Thursday, March 12, 2009

Harper's Index Now Online!

I do not read Harper's Magazine often, but when I do, I LOVE the Harper's Index, a luscious potpourri of statistical trivia goodness. What a great FREE resource of offbeat facts and stats.

Here is a small example of the bounty within:

6/07 Minimum number of different books sold in the U.S. last year, as tracked by Nielsen BookScan: 1,446,000

Number of these that sold fewer than 99 copies: 1,123,000

Number that sold more than 100,000: 483

9/07 Number of goats that Chattanooga, Tennessee, has rented to roam city land and clear kudzu: 12

Number of llamas it has had to rent to guard the goats from neighborhood dogs: 2

City of Chattanooga Public Works Department

So if
you are looking for an oddball statistic to use for a story-starter, or idea, the free Harper's Index is the place to go.

Wednesday, March 11, 2009

What's My Excuse?

I think it all started when I lost the all of the data on my USB jumpdrive when Elvira, my imposing feline office-guardian, leapt off of the monitor, landed on the edge of my laptop, causing it to do a complete flip and landing on the jumpdrive inserted in the USB port when it hit the floor. The good news: the jump drive must have absorbed all of the impact when it landed and the laptop was fine. The bad news: It fried the drive... and I hadn't backed up the drive in MONTHS. I should know better. And considering that I had data on it was more valuable to me than a horde of gold buried in a rabid survivalist's back yard, I sunk into a morass of self-pity and self-loathing. The contents included: a completed book proposal, all of the data for the Fantasy and Sci-Fi JumpStart Jar tickets (which I had been wrapping up at the time of the "Leaping Cat Incident," the spreadsheet that had been tracking all of the books that I had bought or read since 2004, (which hadn't been updated in about 6 months), along with dozens of other projects in various states in completion.

I should know better. I've worked both in IT and technical writing for over a decade now, and have seen similar catastrophic data loss many times. Did I learn anything?
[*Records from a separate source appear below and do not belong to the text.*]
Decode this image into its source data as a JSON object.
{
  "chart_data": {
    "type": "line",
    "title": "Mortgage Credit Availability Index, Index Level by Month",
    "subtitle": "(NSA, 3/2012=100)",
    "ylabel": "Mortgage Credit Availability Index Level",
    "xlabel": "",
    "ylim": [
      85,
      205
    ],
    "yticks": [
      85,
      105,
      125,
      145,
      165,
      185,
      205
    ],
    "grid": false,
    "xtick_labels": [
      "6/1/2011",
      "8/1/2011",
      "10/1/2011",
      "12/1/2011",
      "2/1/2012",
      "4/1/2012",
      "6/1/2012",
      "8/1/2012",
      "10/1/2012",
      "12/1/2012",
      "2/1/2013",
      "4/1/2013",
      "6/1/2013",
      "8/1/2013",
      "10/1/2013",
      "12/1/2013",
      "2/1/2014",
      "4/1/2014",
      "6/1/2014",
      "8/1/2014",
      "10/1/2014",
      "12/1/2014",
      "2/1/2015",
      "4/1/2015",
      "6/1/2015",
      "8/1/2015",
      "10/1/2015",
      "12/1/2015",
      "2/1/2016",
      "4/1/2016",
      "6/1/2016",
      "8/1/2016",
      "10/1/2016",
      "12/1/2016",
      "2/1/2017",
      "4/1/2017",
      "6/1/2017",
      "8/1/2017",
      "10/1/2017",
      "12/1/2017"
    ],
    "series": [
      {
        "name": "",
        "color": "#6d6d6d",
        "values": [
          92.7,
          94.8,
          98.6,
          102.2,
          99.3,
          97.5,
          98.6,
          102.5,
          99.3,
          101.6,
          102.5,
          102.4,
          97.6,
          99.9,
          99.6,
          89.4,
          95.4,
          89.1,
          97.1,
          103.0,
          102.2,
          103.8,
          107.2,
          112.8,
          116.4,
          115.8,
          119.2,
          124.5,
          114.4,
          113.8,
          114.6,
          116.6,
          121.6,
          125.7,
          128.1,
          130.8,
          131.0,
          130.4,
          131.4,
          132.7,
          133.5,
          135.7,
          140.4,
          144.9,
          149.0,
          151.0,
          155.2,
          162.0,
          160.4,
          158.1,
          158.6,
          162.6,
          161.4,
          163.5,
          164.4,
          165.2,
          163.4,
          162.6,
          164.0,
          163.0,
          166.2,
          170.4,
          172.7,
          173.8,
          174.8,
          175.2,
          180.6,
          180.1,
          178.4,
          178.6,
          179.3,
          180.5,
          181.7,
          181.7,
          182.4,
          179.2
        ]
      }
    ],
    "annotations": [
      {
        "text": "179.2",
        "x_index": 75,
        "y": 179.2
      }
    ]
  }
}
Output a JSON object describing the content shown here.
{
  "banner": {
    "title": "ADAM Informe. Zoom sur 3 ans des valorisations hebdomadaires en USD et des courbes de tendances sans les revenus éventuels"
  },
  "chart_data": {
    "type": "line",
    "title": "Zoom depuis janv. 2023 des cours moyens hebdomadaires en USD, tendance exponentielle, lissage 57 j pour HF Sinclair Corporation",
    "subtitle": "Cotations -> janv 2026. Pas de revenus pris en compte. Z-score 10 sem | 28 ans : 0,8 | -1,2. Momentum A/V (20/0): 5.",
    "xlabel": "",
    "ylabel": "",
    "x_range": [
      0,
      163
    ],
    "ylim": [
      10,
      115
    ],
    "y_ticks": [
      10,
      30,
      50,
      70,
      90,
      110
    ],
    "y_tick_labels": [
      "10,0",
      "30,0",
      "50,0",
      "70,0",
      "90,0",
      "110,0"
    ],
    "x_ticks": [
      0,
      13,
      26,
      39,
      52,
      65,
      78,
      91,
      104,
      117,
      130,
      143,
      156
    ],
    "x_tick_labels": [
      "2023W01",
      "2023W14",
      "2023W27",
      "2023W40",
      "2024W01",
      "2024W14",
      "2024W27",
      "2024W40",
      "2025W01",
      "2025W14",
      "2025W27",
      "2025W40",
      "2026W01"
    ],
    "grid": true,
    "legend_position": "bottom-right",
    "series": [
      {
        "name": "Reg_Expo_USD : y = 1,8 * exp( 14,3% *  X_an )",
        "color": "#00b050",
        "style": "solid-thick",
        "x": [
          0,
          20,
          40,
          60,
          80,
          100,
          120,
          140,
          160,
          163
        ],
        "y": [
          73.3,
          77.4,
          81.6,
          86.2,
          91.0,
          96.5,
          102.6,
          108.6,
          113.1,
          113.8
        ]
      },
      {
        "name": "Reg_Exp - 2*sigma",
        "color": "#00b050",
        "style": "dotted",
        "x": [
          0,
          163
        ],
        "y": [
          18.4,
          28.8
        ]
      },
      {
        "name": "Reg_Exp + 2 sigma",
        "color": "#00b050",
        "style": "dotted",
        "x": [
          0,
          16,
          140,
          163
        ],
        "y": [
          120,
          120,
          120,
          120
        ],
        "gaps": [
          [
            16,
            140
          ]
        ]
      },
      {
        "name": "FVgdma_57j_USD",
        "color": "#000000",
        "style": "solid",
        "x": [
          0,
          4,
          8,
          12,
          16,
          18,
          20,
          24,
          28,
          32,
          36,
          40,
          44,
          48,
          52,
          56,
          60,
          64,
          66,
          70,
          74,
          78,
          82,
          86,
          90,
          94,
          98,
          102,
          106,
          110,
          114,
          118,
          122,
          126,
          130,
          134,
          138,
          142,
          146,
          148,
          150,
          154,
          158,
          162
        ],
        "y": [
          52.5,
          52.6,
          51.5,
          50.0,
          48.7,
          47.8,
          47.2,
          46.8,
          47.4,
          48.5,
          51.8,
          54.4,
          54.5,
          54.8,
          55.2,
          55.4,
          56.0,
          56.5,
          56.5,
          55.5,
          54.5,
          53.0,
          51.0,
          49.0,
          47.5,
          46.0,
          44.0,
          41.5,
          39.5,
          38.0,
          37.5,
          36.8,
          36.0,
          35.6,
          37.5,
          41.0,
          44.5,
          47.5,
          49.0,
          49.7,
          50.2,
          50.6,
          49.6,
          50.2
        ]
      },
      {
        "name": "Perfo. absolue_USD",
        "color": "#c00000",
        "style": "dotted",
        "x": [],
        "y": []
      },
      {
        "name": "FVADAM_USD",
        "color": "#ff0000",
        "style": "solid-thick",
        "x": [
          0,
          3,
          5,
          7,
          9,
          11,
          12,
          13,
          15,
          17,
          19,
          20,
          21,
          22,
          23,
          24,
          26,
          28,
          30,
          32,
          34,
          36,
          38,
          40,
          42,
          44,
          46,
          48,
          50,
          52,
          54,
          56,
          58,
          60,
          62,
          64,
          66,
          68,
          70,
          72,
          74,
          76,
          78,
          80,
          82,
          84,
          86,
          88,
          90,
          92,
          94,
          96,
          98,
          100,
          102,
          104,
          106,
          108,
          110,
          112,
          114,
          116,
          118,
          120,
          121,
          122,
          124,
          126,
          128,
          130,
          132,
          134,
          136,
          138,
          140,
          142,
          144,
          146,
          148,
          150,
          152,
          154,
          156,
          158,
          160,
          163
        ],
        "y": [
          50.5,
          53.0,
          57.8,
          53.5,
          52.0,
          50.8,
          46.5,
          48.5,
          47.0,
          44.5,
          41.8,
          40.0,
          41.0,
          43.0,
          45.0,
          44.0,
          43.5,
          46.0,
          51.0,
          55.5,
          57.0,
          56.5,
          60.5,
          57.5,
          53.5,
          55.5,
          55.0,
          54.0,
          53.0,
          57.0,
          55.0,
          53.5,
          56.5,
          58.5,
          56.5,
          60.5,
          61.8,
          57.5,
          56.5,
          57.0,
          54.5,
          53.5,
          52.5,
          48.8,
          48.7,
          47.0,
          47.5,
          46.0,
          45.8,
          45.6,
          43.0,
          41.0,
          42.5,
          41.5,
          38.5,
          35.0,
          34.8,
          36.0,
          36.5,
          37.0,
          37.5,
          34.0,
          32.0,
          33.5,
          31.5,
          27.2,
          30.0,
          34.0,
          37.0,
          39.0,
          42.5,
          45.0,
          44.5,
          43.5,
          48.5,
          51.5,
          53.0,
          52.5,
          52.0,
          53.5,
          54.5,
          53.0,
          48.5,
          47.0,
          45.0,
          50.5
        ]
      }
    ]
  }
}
I spent days scouring the internet for tricks to revive the drive. I even tried to solder it back together (which appeared to be successful), but all it did was make the broken drive hot enough to burn my hand. But losing data is like losing someone close to you... and you must go through the grieving process mentioned in
Elisabeth Kubler-Ross' book, On Death and Dying
  • Denial - You can fix this jump drive enough to get the data off of it. All I need is it to let me copy a few files... You're not so stupid as not to have backed this up this week... right?!?
  • Anger - Damn cat! How dare you jump on MY computer! POS jumpdrive! How could you break after such a perfect flip and then crashing down to the floor so far from the desktop above!? Haven't they tested these types of scenarios in Quality Control?!?
  • Bargaining - Please, please, PLEASE let me have backed this up to an obscure folder somewhere on the external HD... I PROMISE to set up extensive alarms and reminders in my Outlook and Palm Pilot to nag me incessantly to back-up if you'll JUST LET ME RETRIEVE MY FILES THIS ONE TIME! Please?
  • Depression - I can't believe I was sooooo stupid. Those files were a ticket to the best-seller list for me... I'll never be able to create anything as brilliant as this again...
  • Acceptance - Now?

Tuesday, March 10, 2009

Starting All Over Again...

I’m digging out of my long funk at last. It has been about 2 years now since I’ve really been actively engaged in any writing projects and that is a lot of lost time. With a new little one that we adopted from China last summer, and my wife going back to grad school, I’ve had to cut back my teaching schedule as well.


So this is going to be like starting all over again and re-discovering my writing identity. As well as finding out what Grist’s new identity is as well. This will be a process which we will go through together I think as I use the blog to drive content for the newsletter once again. Drop me a line. Let me know what you are up to.


What I do know is that Grist for the Muse will be part good info that I find out on the net… both writing-related and non-writing related… it may have some ranting and raving, maybe a little unsolicited opinions about the world and life in general. I’ll try to make it visually appealing with an occasional picture or two. But mostly it will be about me, the writing life, and trying to figure it all out.